After all the heart tests came back normal, a hormone specialist MD considered it safe for me to try a gradual shift from T4 to T3 medication step by step over the next two months.

  • Merely adding 5 mcg of T3 reduced my pain by 1/4 in the first week of the new therapy.
  • Gradually, increasing T3 medication solved the problems, reversing my symptoms by degrees every 2 weeks on the schedule when I made a slight increase in T3 dose and decrease in T4 dose.
  • Now, on T3-only therapy, I am completely “back to normal” and feeling healthy.

Admittedly, I am only one case. However, other causes of these symptoms were ruled out, and only T4 and T3 dosages made a significant difference in symptoms.  The logic is simple. T4 made my symptoms worse.  Reducing T4 made my health temporarily better but did not fix the problem. Replacing T4 with T3 made a lasting positive difference.

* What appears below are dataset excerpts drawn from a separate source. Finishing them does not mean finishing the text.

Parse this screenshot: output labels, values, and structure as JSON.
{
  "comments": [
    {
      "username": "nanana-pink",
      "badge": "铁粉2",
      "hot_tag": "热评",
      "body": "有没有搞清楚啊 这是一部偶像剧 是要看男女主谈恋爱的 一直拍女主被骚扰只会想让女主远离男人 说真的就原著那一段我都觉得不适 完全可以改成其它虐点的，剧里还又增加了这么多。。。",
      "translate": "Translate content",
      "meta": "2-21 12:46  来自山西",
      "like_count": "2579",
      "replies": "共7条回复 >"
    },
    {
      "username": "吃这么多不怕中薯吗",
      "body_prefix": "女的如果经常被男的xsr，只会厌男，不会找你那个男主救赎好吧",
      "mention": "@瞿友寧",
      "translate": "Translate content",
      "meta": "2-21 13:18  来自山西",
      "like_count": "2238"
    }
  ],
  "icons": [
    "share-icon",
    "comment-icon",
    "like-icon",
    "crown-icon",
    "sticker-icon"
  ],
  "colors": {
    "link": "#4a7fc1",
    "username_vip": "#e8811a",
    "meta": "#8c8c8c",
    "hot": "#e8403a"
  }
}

More research is necessary.

The kinds of research that could resolve this extended T3 “controversy” may include

  • Longitudinal population research studies on T4-treated patients with low-T3.  Are chronically Low-T3 persons more likely to become ill with certain illnesses?  If or when they become ill, do they experience problems with delayed recovery or worsening health? It should be relatively easy to find out through a historical study of a large number of patients whose TSH, T4 and T3 levels have been tested over decades.
  • Inclusive studies of T3 treatment of Low T3 in chronic or acute illness.  Does T3 therapy (or a gradual switch from T4 therapy to T3 therapy) aid in the recovery of ALL chronically ill patients with Low T3, regardless of the status of their thyroid gland?

It is time to include people with compromised thyroid glands in studies on Low T3.